- Born: Mario Alberto Sulú Canché 1979 Mérida, Yucatán, Mexico
- Died: August 29, 2008 (aged 28–29) Mérida Social Readaptation Center, Mérida, Yucatán, Mexico
- Other names: The Young Girls Killer (Spanish: "El Matachavitas") Mario Alberto Sulub Canché
- Criminal penalty: 40 years imprisonment

Details
- Victims: 3
- Span of crimes: 2007–2008
- Country: Mexico
- State: Yucatán
- Date apprehended: 4 August 2008

= Mario Alberto Sulú Canché =

Mexican serial killer

Mario Alberto Sulú Canché (1979 – August 29, 2008), known as The Young Girls Killer (Spanish: El Matachavitas), was a Mexican serial killer who killed three women in rural Mérida, Yucatán between 2007 and 2008. He was sentenced to 40 years imprisonment for these crimes, and later hanged himself in prison.

==Background==
A native of Mérida, Yucatán, Mario Sulú was a plumber by trade. He was born into a dysfunctional lower-middle-class family and as an adult struggled to keep stable employment, often resorting to stealing. As a teen, Sulú committed various criminal offenses, including theft, sexual harassment, armed robbery and rape. According to some psychiatrists, he might have suffered from antisocial personality disorder.

==Murders==
Sulú would approach his victims under the pretext of offering them employment at a supermarket, tricking them to get into his car.
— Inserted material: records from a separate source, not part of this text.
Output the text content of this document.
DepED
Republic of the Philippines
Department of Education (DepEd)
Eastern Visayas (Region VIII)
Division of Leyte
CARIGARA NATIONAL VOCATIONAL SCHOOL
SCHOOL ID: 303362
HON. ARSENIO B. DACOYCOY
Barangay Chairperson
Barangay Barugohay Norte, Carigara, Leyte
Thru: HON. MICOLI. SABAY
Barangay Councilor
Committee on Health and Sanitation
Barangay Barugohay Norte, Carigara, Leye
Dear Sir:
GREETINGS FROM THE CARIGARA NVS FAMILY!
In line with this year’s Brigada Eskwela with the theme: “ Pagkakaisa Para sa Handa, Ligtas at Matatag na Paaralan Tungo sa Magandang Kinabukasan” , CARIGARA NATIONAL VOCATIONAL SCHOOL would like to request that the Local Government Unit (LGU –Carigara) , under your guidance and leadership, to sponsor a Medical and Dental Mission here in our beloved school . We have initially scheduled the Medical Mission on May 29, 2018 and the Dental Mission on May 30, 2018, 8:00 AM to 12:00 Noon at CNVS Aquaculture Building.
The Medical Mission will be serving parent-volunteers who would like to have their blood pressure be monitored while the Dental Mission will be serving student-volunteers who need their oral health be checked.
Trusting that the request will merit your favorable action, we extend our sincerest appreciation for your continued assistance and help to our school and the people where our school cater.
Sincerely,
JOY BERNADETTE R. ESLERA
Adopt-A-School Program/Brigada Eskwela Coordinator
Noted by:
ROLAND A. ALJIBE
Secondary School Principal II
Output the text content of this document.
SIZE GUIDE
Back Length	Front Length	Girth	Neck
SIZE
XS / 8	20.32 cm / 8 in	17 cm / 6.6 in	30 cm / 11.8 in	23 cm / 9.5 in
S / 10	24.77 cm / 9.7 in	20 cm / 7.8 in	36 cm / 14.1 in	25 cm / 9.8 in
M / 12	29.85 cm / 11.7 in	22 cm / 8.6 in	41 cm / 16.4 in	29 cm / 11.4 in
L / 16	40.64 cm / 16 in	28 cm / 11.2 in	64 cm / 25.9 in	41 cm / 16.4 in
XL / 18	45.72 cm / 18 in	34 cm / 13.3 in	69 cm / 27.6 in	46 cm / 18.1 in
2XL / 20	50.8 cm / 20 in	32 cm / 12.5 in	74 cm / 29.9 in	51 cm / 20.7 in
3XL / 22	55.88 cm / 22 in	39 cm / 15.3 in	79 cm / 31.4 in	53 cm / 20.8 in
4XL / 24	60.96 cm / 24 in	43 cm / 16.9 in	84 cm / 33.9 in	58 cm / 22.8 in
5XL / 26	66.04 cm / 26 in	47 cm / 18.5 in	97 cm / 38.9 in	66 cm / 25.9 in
He then took them to secluded areas, where he began to make sexual advances towards them. When his advances were rejected, Sulú became violent and raped them. Eventually, in an effort to not get caught, he started killing his victims, whose bodies he either dumped in the sea or buried on the roads in isolated areas. He would also take their personal belongings, which he later sold.

His first victim was 15-year-old high school student at COBAY Chenkú, Alma Lucely Canul Ciau, whom he approached as she was leaving school in June 2007. After convincing her to get into his Caribe car, Sulú drove her around Conkal before they found themselves in Chicxulub Pueblo where he attempted to rape her, but Canul retaliated by hitting him with a log and attempting to run away. Angered, he caught up to her, and after a brief struggle, got hold of the log and beat her to death with it. Sulú then grabbed the corpse and threw it into the sea.

In January 2008, while driving towards a bar in Motul to buy a few beers, Sulú noticed a teenage girl, Leydi Marlene Pech Canul, leaving the premises. He then approached her, convincing her to take a tour to Telchac Puerto and San Crisanto. On the way, he stopped in a secluded area where he asked her to have sex with him. When she rejected his advances as well, he beat her into unconsciousness before raping and strangling her. When he was finished, he then buried her body near the highway. Sulú also stole a pair of earrings from her, which he later sold in Mérida.

On July 28, 2008, Sulú left his house and drove to Chicxulub, where he planned to commit some robberies. On the way, he met 25-year-old Guadalupe de los Ángeles Rodríguez Méndez, whom he managed to convince to get into his car. While on the road, Sulú asked her if she had a boyfriend and whether she had sex with him, to which Rodríguez replied in the positive. Shortly after, he stopped the car under the premise of needing to go to the bathroom, but Sulú then grabbed his passenger, binding her hands and feet. During the struggle, Rodríguez begged to be taken back home and for him not to assault her as she was on her period, but Sulú raped her nonetheless. After having his way with her, he strangled Rodríguez with a cable and buried her body in a gap near the Chicxulub-Conkal Highway. Having stolen some valuables from her body, he later sold them for 300 pesos in Monte de Piedad.

==Arrest, sentence and death==
Due to his lack of organization, Sulú frequently made mistakes, most notable of which was letting numerous witnesses see his first victim board his vehicle. He had also supposedly left his DNA on all of the bodies, but when it came to the very first murder, the salt water from the sea and the advanced state of decomposition rendered it unreliable. Regardless of this, Sulú would be arrested on August 4, 2008, after several witnesses positively identified him as the last person they had seen Alma Canul be with.

Shortly after his arrest, Sulú confessed not only for her death, but to those of the other two victims as well. As a result, he would be convinced in all three and sentenced to 40 years imprisonment. Surprisingly, not long after his conviction, he recanted his guilt in the Pech and Rodríguez killings, claiming the police officers had coerced him into taking the blame. Sulú appealed his sentence, aiming at acquittals in both cases, despite the fact that even if that happened, his sentence would have remained unchanged. On August 29, 2008, his absence was noted during a prisoner roll call, and upon inspecting the bathrooms, prison guards found that Sulú had hanged himself with his own pants.

His body was later interred at the Xoclán cemetery, right next to that of his first victim, and is reportedly visited only by his mother and the two gravediggers.